DO NOT OPEN THE "LEGAL" PAGE
lemmy.world is a victim of an XSS attack right now and the hacker simply injected a JavaScript redirection into the sidebar.
It appears the Lemmy backend does not escape HTML in the main sidebar. Not sure if this is also true for community sidebars.
EDIT:
the exploit is also in the tagline that appears on top of the main feed for status updates, like the following one for SDF Chatter:
EDIT 2:
The legal information field also has that exploit, so that when you go to the "Legal" page it shows the HTML unescaped, but fortunately (for now) he's using double-quotes.
"legal_information":" ![\" onload=\"if(localStorage.getItem(`h`) != `true`){document.body.innerHTML = `\u003Ch1\u003ESite has been seized by Reddit for copyright infringment\u003C\u002Fh1\u003E`; setTimeout(() =\u003E {window.location.href = `https:\u002F\u002Flemmy.world\u002Fpictrs\u002Fimage\u002F7aa772b7-9416-45d1-805b-36ec21be9f66.mp4`}, 10000)}\"](https:\u002F\u002Flemmy.world\u002Fpictrs\u002Fimage\u002F66ca36df-4ada-47b3-9169-01870d8fb0ac.png \"lw\")
Not sure if it's actually XSS. Lemmy.world did have an admin account compromise so it could've been done locally.

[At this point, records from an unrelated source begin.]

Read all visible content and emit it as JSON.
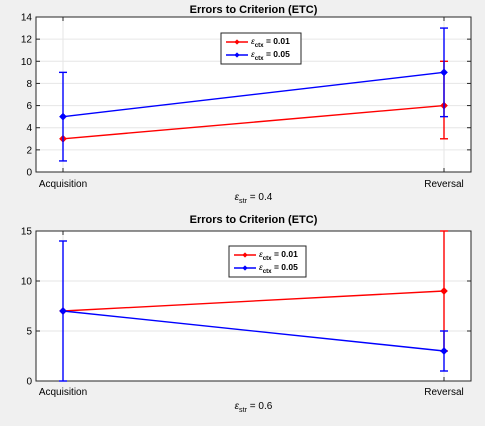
{
  "chart_data": [
    {
      "type": "line",
      "title": "Errors to Criterion (ETC)",
      "categories": [
        "Acquisition",
        "Reversal"
      ],
      "ylim": [
        0,
        14
      ],
      "yticks": [
        0,
        2,
        4,
        6,
        8,
        10,
        12,
        14
      ],
      "xlabel": {
        "symbol": "ε",
        "sub": "str",
        "suffix": " = 0.4"
      },
      "legend_position": "top-center",
      "grid": true,
      "series": [
        {
          "label": {
            "symbol": "ε",
            "sub": "ctx",
            "suffix": " = 0.01"
          },
          "color": "#ff0000",
          "values": [
            3,
            6
          ],
          "err_low": [
            null,
            3
          ],
          "err_high": [
            null,
            10
          ]
        },
        {
          "label": {
            "symbol": "ε",
            "sub": "ctx",
            "suffix": " = 0.05"
          },
          "color": "#0000ff",
          "values": [
            5,
            9
          ],
          "err_low": [
            1,
            5
          ],
          "err_high": [
            9,
            13
          ]
        }
      ]
    },
    {
      "type": "line",
      "title": "Errors to Criterion (ETC)",
      "categories": [
        "Acquisition",
        "Reversal"
      ],
      "ylim": [
        0,
        15
      ],
      "yticks": [
        0,
        5,
        10,
        15
      ],
      "xlabel": {
        "symbol": "ε",
        "sub": "str",
        "suffix": " = 0.6"
      },
      "legend_position": "top-center",
      "grid": true,
      "series": [
        {
          "label": {
            "symbol": "ε",
            "sub": "ctx",
            "suffix": " = 0.01"
          },
          "color": "#ff0000",
          "values": [
            7,
            9
          ],
          "err_low": [
            null,
            3
          ],
          "err_high": [
            null,
            15
          ]
        },
        {
          "label": {
            "symbol": "ε",
            "sub": "ctx",
            "suffix": " = 0.05"
          },
          "color": "#0000ff",
          "values": [
            7,
            3
          ],
          "err_low": [
            0,
            1
          ],
          "err_high": [
            14,
            5
          ]
        }
      ]
    }
  ]
}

It actually looks like it may be being propagated via comments. I received more than a handful from lemmy.world and it appears they were in the process of deleting them before they went dark. I nuked the remaining ones by hand but you can see that lemmy.blahaj.zone still has the same few remaining... https://lemmy.blahaj.zone/search?q=onload%3D&type=All&listingType=All&page=1&sort=TopAll
Wow you're right, so it's not just sidebars, it's the whole Markdown parser:
He encoded the URL in ASCII.
This seems like a really basic vulnerability that whoever wrote the code to do that probably should have been aware of. It concerns be about the security of the rest of Lemmy if they're making such basic errors.
Stop complaining. Contribute to solution.